CHAPTER 002
ADRIAN’S POV
The ballroom sparkled, but to me, it was a pit of snakes. Light cascaded from the chandeliers, making gems gleam, gowns shine, and smiles seem sharp. They thought their toasts and laughter masked their motives, but I heard the hiss behind the politeness—bets on my downfall, whispers that the Blackwood name was unraveling.
I loathed these parties. Always had. Yet tonight had nothing to do with my hate. Tonight, I had to survive. Each step, every handshake, every word had to be flawless, disciplined, unreachable.
And then she materialized.
Amelia Carter.
She cut through the room like a flame, out of place but composed, sending a jolt through me. Earlier, she’d been in that corridor, overhearing what she shouldn’t have.
Her eyes found mine on the opposite side of the room. No flinch. Not a flicker left her eyes. That hushed blaze that flared with every second our eyes met.
The very definition of a dangerous mistake.
I slipped from a circle of men negotiating investment deals that amounted to nothing more than money-laundering schemes and strode across the floor. Everywhere I stepped, people hailed me with hollow greetings, lavished me with feigned admiration, and pressed me about my father’s health. I shoved them aside with courteous, icy nods. My pulse accelerated. Every step beat a war drum.
She cast her gaze away, pretending unseen, but the knot in her shoulders was plainly visible. She knew.
I found her in the ballroom’s farthest corner, slipping beneath a marble column. I seized her wrist and drew her just far enough into the shadows.
What did you hear?” I lowered my voice to a near growl.
Her chin rose at once. “Enough.”
Enough. That one word slashed through me.
I squeezed her arm harder still, then let her go, my fingertips throbbing with the heat of her skin. You have no idea what you’ve waded into.
“Then tell me.”
Her voice lacked any tremor. She wasn’t nervous. It was cutting, bold. No one ever dared.

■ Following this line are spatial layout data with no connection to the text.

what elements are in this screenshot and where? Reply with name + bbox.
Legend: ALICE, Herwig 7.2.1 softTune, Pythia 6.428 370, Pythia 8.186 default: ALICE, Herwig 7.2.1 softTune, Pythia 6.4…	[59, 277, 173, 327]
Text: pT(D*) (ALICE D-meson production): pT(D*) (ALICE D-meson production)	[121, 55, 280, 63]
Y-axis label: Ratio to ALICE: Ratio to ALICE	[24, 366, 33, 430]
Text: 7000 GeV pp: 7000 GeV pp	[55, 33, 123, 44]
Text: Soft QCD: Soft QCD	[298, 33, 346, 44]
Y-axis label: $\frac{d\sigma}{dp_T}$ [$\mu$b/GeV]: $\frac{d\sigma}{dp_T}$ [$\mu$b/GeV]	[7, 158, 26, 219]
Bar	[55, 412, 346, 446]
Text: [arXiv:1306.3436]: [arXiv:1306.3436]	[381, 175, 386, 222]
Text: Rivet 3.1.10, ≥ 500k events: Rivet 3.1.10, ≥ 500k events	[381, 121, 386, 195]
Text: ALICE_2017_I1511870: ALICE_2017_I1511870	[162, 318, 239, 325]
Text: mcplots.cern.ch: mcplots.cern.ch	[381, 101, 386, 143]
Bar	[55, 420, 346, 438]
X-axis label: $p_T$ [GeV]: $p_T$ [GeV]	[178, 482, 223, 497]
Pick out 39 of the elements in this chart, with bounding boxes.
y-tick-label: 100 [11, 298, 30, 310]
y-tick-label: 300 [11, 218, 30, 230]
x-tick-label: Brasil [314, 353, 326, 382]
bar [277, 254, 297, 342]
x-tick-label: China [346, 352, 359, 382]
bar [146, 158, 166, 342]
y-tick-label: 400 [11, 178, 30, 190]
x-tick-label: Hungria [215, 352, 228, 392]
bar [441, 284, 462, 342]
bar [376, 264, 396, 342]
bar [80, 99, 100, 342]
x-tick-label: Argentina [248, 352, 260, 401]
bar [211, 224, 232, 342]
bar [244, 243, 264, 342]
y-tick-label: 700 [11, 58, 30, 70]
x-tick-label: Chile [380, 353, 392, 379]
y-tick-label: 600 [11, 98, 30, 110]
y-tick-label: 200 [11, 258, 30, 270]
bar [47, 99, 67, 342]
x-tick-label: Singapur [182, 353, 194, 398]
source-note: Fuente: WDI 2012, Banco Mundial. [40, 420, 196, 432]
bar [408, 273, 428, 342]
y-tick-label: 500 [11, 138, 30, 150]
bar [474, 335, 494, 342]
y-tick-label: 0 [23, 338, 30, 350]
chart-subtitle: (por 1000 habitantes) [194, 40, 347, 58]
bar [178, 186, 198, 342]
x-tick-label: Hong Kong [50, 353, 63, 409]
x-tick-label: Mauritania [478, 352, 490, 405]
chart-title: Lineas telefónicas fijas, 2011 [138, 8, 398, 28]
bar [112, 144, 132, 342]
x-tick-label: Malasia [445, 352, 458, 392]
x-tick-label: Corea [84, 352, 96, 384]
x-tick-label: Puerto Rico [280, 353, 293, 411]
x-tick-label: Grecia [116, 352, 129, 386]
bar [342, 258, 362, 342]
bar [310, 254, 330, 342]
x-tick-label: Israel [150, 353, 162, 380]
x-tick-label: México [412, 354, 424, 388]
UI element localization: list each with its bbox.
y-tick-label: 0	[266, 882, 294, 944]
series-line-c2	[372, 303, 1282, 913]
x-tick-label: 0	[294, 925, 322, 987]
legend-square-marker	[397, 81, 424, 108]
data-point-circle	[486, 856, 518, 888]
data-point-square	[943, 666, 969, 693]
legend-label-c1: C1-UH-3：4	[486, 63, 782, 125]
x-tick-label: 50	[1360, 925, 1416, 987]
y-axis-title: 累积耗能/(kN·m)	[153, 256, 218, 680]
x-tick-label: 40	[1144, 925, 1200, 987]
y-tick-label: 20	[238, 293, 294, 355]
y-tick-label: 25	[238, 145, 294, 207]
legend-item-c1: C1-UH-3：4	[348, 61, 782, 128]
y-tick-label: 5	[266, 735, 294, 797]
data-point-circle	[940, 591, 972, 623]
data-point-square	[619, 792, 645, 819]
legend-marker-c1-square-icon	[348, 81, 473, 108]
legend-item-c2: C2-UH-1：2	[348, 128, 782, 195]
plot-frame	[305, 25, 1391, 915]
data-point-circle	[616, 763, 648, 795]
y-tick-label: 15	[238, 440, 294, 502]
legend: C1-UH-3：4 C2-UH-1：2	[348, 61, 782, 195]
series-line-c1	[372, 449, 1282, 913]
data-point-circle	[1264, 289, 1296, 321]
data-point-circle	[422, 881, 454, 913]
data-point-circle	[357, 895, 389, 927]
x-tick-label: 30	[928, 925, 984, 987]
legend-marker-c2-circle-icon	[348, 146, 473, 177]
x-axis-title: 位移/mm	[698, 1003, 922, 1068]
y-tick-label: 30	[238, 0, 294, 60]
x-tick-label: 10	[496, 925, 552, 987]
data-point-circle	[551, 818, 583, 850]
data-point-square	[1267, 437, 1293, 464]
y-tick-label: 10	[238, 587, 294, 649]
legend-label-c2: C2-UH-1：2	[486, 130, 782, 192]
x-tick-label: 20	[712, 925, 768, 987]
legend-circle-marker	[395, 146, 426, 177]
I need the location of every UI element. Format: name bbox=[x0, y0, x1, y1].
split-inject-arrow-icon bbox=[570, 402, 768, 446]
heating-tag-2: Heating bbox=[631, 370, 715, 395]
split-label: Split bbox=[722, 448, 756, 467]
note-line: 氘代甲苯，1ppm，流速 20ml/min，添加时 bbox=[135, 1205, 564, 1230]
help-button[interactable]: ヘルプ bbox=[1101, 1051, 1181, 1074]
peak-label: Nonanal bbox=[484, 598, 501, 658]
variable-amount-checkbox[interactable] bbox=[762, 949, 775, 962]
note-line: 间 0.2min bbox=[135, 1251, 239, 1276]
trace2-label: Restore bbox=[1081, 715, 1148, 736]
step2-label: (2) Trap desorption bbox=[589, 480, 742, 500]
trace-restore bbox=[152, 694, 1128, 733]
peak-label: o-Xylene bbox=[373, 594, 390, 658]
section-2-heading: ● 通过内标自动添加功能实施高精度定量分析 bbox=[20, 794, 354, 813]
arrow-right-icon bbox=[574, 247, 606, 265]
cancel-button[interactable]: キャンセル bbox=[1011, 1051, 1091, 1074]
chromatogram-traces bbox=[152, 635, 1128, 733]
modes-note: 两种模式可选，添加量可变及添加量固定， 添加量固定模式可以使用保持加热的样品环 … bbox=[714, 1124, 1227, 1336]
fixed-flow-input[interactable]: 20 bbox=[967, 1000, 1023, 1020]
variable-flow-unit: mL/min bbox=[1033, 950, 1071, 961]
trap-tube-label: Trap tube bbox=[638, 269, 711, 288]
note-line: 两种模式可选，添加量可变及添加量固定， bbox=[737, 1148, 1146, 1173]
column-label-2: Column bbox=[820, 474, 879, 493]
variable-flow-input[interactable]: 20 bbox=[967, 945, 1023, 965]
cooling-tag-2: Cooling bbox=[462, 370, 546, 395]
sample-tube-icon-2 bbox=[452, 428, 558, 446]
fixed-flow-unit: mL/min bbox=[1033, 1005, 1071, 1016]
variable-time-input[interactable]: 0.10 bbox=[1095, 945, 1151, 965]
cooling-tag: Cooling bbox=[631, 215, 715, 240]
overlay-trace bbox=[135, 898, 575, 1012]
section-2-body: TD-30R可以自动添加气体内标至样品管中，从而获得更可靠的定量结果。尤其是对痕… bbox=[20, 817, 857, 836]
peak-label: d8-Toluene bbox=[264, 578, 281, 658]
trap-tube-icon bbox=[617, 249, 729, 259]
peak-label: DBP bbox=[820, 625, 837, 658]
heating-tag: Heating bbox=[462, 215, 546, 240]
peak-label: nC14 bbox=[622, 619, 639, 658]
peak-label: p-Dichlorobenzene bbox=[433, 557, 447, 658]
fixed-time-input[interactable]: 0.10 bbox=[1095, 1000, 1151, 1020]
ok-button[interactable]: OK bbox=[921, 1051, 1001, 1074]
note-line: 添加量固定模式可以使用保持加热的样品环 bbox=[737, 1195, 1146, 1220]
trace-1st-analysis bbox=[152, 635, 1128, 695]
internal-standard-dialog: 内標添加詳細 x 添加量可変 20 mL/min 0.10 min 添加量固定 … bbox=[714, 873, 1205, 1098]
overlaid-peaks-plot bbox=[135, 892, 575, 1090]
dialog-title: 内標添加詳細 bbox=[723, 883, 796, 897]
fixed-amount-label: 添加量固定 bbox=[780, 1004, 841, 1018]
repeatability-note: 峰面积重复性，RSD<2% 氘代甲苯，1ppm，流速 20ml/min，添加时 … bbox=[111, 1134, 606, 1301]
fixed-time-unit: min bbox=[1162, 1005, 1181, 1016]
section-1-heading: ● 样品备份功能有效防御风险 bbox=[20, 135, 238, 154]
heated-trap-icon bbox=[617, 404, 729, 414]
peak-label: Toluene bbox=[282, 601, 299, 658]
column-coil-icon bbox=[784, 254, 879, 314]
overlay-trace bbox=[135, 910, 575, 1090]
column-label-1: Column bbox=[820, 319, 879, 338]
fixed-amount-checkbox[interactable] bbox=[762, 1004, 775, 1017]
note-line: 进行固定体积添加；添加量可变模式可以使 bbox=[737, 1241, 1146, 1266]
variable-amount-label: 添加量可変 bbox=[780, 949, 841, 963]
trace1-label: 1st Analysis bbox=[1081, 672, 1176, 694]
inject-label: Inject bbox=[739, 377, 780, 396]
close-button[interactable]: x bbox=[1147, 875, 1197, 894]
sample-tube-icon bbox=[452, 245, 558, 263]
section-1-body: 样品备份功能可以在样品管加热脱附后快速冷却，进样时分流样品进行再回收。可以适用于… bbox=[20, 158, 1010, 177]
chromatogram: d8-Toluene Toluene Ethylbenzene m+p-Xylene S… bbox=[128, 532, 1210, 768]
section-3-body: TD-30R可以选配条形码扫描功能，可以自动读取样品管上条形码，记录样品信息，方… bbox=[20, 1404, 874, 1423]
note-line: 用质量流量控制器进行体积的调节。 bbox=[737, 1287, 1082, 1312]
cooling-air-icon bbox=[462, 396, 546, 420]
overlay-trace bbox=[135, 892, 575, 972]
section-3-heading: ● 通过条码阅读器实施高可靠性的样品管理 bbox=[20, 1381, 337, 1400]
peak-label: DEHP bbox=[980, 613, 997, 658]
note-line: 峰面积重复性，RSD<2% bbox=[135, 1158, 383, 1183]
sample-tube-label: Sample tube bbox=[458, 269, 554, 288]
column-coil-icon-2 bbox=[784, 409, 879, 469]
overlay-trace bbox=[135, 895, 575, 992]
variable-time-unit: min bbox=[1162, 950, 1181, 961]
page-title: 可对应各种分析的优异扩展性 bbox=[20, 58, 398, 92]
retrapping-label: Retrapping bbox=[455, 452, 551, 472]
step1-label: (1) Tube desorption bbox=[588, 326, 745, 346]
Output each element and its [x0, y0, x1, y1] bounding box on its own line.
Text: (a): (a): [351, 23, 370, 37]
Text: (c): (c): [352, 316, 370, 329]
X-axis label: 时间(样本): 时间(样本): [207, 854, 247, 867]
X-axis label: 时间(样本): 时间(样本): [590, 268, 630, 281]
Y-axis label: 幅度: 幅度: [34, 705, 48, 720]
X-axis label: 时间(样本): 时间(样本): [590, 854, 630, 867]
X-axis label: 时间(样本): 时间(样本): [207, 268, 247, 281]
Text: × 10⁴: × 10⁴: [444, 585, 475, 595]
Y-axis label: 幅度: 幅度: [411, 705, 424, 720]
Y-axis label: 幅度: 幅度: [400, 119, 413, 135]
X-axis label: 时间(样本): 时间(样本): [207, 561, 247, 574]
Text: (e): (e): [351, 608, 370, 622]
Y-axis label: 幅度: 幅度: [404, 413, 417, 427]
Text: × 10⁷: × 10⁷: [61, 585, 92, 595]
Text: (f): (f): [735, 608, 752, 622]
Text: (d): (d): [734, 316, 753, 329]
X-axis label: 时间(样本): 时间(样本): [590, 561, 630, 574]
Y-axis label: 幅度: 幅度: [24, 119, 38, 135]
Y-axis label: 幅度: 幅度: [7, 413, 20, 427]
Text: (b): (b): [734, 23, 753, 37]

A shadow of a smile pulled at my mouth—a smile that bore no resemblance to amusement. Do you really think you want answers? Answers will kill you.”
She stayed where she was, made no attempt to pull back. Instead, she stepped nearer, and her perfume’s delicate scent wove with the lingering taste of the costly wine on my tongue.
“You’re afraid,” she breathed.
Those words felt like a knife, and for a breathless instant, I let them seep into me. She was right. Fear is all I draw in now. Yet I couldn’t let her see that. I wouldn’t let her see it.
So I turned it into cruelty.
“All you are is a distraction.”
Her mouth opened, and for the merest instant, a flash of pain crossed her features. And her eyes grew hard.
Perhaps you should give up the chase.
I knew the sting. More deeply than I was willing to confess.
The space between us thickened. Before I knew it, I was close enough that another inch would press my lips to hers. I didn’t. I couldn’t. But the thought scraped at me.
“You have no idea what I’ve done,” I growled, my voice grittier. “What I’ve experienced.”
“Show me,” she whispered, her breath falling upon my skin as a soft caress.
In one heartbeat, I fractured. A vice clamped my chest and words crowded my throat. I could tell her everything. The betrayals, the blood, the rot in my family. The empire was smoldering from within.
Instead of confessing, I choked the words into silent silence.
Should she hear the truth, she’d run. And if she did not, she would be lost.
So I pushed her back with the only force I could muster.
“I told you,” I growled, harder this time, the words nearly flying from my mouth. Keep yourself out of my world. You have no chance of enduring it.”
Her jaw clenched, but she stayed where she was. She didn’t yield. Rather, her hand streaked out, flattening itself against my chest.
That touch paralyzed me.
Perhaps I don’t need to be rescued.
That one sentence shredded me. No one had ever spoken to me like that. No one had ever confronted me, never regarded me as a man instead of a weapon or a shield. Her palm seared my chest, resting directly over the frenetic throb of my heart, and I despised the powerful urge to press my own hand over hers, to hold it there.
Yet she drew away before I had the chance.
And she was gone.
She vanished into the golden glow, into the tide of gowns and masks. I leaned against the marble, breathing too fast and shallow, hands shaking as they rarely did.
Another round of laughter exploded in the ballroom, yet I failed to hear it. I heard nothing but her voice, reverberating.
Perhaps I don’t need to be saved.
His enemies were watching. My family was plotting. My empire was coming apart.
Yet all that raced through my mind was Amelia Carter.
And that terrified me more than any of the rest.
For she had only just entered a war.
God, help me. I wasn’t certain I cared to pull her back.
What if she was the one who could lay me low?